At the heart of Kalimba is a simple design choice – to use “trixels”, triangular pixels, rather than the standard boring square ones. The slight change in appearance this causes makes a big difference to the feel of the game, imbuing otherwise confident but fairly conventional platforming with the kind of charm I probably raved on about in my gushing ten-out-of-ten review.

Tiny black triangles bounce around pretending to be lava, ice glistens in triangular blue crystalline structures and your character pieces themselves are like something out of Jumanji – brightly-coloured totem blocks that grimace and gurn as you tumble over gaps and somersault across the level.

All of this gorgeous chaos is presided over by Hoebear, a relaxed, drawling magical bear that guides you through the tricks and tips and secret levels, instructing and cajoling you as you go. The goal is to get to the end of the level without dying – standard platforming fare – but colour-coded segments, collectibles, and various shape-shifting make this a difficult feat. I’ve decided to be satisfied with merely reaching the finish line in one piece, but the leaderboard makes it clear that my friends are much more perfection-minded than I. A similarly competitive person might take this for a challenge. I do not.

Instead, I choose to revel in Kalimba’s unique take on a genre I don’t really like all that much. I generally find platformers tedious, repetitive, simplistic and far too difficult to keep my attention for long. I think they can be needlessly challenging and – well, this isn’t about my disdain for the platforming genre, it’s about the one that showed me I’d been too quick to judge. Kalimba impressed me so much that it became one of my favourite games despite being one of my least favourite genres, and that’s hard to do.

I still find myself restarting levels over and over again, not because I am failing but because I can see exactly what I need to do and I’m merely struggling to get the jump timings just right. I imagine it’s a bit like that with ballet, but ballerinas don’t have to collect 70 hard-to-reach triangles as they flit around the stage – although I haven’t seen a ballet in a while, so I could be wrong.

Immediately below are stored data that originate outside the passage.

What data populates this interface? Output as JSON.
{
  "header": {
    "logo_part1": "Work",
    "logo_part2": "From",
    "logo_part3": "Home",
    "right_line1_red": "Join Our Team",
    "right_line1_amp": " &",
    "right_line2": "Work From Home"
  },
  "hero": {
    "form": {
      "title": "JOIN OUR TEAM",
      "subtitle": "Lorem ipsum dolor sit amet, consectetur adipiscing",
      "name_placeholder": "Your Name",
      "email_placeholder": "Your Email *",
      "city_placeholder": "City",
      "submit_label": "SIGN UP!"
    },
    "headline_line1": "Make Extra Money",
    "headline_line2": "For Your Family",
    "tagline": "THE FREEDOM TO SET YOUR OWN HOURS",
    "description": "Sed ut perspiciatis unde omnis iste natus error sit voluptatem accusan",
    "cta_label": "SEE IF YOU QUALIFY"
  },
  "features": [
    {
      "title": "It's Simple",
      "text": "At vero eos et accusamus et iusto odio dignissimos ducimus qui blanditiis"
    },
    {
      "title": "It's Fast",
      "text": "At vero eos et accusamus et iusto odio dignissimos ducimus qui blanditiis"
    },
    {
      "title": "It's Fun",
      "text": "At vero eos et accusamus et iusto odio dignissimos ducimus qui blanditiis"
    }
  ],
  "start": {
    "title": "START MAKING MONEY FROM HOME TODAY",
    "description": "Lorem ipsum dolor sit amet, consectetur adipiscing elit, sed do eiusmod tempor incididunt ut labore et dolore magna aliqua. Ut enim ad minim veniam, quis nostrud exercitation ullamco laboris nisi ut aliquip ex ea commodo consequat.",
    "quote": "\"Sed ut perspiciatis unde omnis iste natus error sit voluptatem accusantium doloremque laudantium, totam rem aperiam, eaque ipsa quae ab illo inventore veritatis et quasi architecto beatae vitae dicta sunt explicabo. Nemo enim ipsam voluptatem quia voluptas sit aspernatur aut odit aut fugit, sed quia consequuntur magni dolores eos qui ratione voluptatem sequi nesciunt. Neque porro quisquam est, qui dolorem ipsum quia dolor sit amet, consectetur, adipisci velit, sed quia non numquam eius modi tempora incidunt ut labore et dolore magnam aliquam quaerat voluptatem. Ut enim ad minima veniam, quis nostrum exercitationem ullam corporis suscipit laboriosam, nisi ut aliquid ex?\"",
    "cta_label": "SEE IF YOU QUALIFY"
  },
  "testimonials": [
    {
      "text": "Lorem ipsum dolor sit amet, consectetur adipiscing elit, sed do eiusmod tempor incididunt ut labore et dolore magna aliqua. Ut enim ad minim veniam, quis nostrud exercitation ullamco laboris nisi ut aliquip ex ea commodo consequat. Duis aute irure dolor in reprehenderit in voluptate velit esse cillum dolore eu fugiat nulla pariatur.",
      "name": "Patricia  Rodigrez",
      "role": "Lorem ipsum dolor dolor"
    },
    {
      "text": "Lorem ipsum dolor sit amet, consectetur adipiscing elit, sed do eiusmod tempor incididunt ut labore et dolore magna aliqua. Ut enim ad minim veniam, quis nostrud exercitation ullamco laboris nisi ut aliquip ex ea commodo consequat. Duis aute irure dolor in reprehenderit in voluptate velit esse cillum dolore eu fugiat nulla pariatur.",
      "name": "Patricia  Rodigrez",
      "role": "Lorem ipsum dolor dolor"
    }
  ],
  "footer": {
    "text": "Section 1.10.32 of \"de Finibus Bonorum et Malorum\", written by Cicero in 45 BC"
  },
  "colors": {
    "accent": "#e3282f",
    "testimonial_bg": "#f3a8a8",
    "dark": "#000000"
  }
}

Kalimba has one of those deliciously devilish difficulty curves that makes everything look easy but keeps perfection just out of reach, leaving you grasping and trying and failing and striving for the game’s approval in a way that could be considered Freudian. It’s so beautifully balanced that frustrating mechanics always feel like the price to pay for fun, rather than a hassle or a tedious chore. And when you get it right, you get a gold star – or a gold totem piece, at least.

And in the end, that’s all I want from Kalimba – the golden totem pole at the end that signifies a job well done in every level, and the respect and love of Hoebear. Kalimba itself is the gold totem at the end of Press Play’s short, sweet career – it too signifies a job well done, and the respect and love of this writer. Why not pay your respects with a download today?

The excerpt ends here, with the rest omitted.